Plus de cinquante récits de voyage recensés cette année par mon ami Hervé, une bonne année donc, dont il convient d’extraire la substantifique moelle … Pas facile, beaucoup de parutions en fin d’année civile, des titres difficilement accessibles, un temps de lecture pas forcément extensible ! Cette nouvelle sélection annuelle est forcément imparfaite, subjective, pourquoi pas injuste, mais elle traduit bien, au-delà de toutes ses limites, la grande diversité de styles, de destinations, de motivations, qui fait du récit de voyage à bicyclette un véritable genre littéraire. Lisez, voyagez, rêvez !
Jean-Yves Mounier
Yannick Billard
Dans la roue du Petit Prince
250 pages, 12,90 €, Transboréal
Par le hublot d’un avion, le père de famille aperçoit, au-dessus du Sahara, un minuscule point lumineux. Et si c’était le le petit prince ? De cette interrogation, de la fascination pour le roman de Saint-Exupéry, va naître le projet de partir en famille sur les traces des pionniers de l’Aérospatiale, avec Le Petit Prince comme fil conducteur.

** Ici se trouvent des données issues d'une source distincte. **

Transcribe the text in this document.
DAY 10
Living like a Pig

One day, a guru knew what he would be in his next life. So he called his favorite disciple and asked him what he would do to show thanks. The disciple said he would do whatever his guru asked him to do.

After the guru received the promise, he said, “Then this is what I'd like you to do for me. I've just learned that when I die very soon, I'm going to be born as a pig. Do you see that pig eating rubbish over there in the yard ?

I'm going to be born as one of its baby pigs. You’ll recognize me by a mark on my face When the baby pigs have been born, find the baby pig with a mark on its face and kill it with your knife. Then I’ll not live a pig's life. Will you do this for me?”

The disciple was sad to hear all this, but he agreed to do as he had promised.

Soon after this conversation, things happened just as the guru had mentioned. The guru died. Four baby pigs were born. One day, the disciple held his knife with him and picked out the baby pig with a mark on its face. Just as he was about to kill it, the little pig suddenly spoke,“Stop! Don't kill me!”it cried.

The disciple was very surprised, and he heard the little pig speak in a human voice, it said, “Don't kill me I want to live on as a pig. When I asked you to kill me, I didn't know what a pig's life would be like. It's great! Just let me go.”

Yannick, sa femme et ses trois enfants vont pédaler six mois durant en direction de la Casamance, vivant une expérience familiale hors du commun, une expérience de vie dont ils reviendront changés, épanouis, ouverts aux autres comme à eux-mêmes et remplis d’une humanité propice à affronter une existence plus conventionnelle.
Présenté dans Le Randonneur n° 77 de septembre 2021, ce récit charme par sa poésie, l’originalité de sa démarche et la fluidité sensible de son écriture, offrant au lecteur une belle rencontre avec une famille attachante.
Valentin Chapalain
L’appel du Grand Nørd
260 pages, 21,90 €, Autoédition disponible auprès de l’auteur.

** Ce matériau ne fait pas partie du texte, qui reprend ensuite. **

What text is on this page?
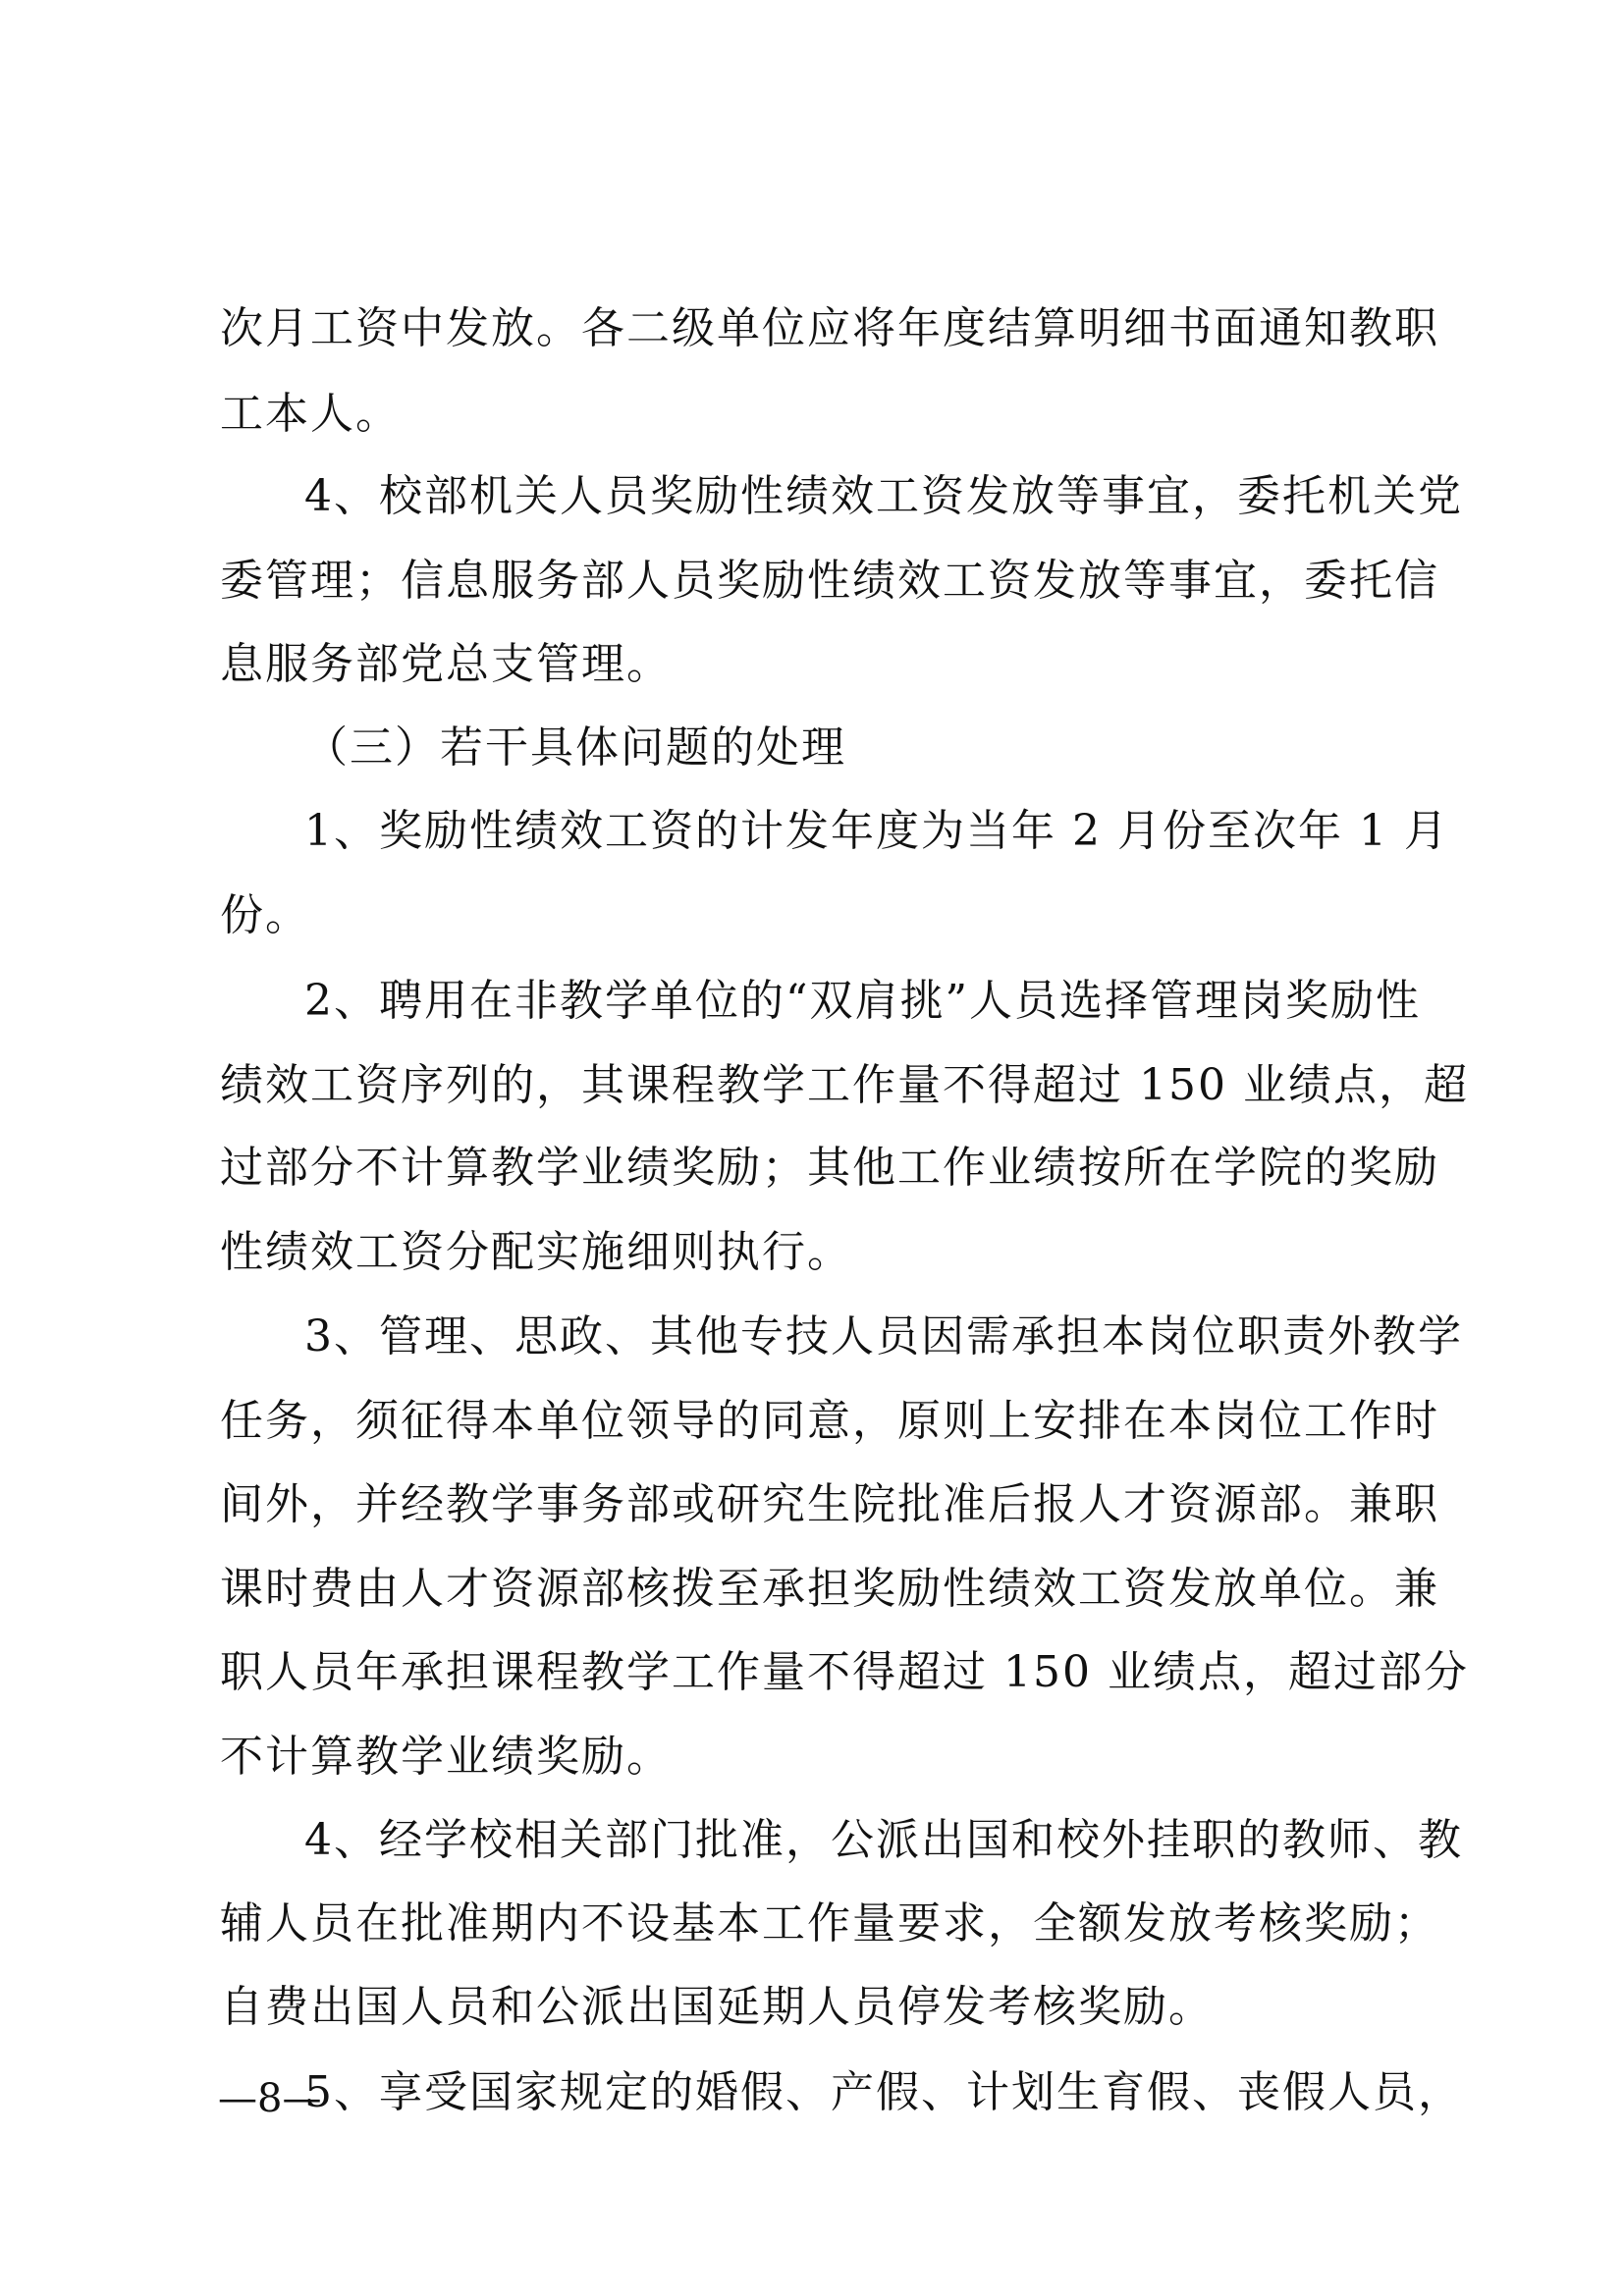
次月工资中发放。各二级单位应将年度结算明细书面通知教职
工本人。
4、校部机关人员奖励性绩效工资发放等事宜，委托机关党
委管理；信息服务部人员奖励性绩效工资发放等事宜，委托信
息服务部党总支管理。
（三）若干具体问题的处理
1、奖励性绩效工资的计发年度为当年 2 月份至次年 1 月
份。
2、聘用在非教学单位的“双肩挑”人员选择管理岗奖励性
绩效工资序列的，其课程教学工作量不得超过 150 业绩点，超
过部分不计算教学业绩奖励；其他工作业绩按所在学院的奖励
性绩效工资分配实施细则执行。
3、管理、思政、其他专技人员因需承担本岗位职责外教学
任务，须征得本单位领导的同意，原则上安排在本岗位工作时
间外，并经教学事务部或研究生院批准后报人才资源部。兼职
课时费由人才资源部核拨至承担奖励性绩效工资发放单位。兼
职人员年承担课程教学工作量不得超过 150 业绩点，超过部分
不计算教学业绩奖励。
4、经学校相关部门批准，公派出国和校外挂职的教师、教
辅人员在批准期内不设基本工作量要求，全额发放考核奖励；
自费出国人员和公派出国延期人员停发考核奖励。
5、享受国家规定的婚假、产假、计划生育假、丧假人员，
—8—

Valentin a un rêve depuis qu’il est tout petit : découvrir les grands espaces de Scandinavie et, pour ce faire, quel meilleur moyen que de partir à bicyclette pour s’en aller voir, tout là-haut, et répondre à l’appel du Grand Nørd ?
Comme de nombreux voyageurs actuels, Valentin va mettre à l’épreuve sa fibre citoyenne en entretenant des relations régulières avec des écoliers, il va quotidiennement ramasser des déchets le long de sa route mais, surtout, il va mettre à l’épreuve son goût des rencontres – on parle souvent du caractère rugueux des Scandinaves – et son amour pour la nature, exigeante dans ces contrées nordiques mais ô combien authentique.
Ouvrir ce livre, c’est partir à l’aventure avec Valentin qui nous emporte avec talent, sincérité et chaleur, dans ses sacoches pour découvrir des lieux et des personnages hors du commun. Au risque de ne plus pouvoir le refermer avant sa conclusion…
Thibault Clémenceau
Un duo vers l’inconnu
418 pages, 18,99 €, Autoédition disponible auprès de l’auteur.
De chez moi à chez toi à vélo, quoi de plus banal ? Sauf, peut-être, quand lui, Thibault, est français et qu’elle, Khanh Nguyen, est vietnamienne, qu’ils viennent de se marier et de décider d’aller de chez l’un à chez l’autre à bicyclette !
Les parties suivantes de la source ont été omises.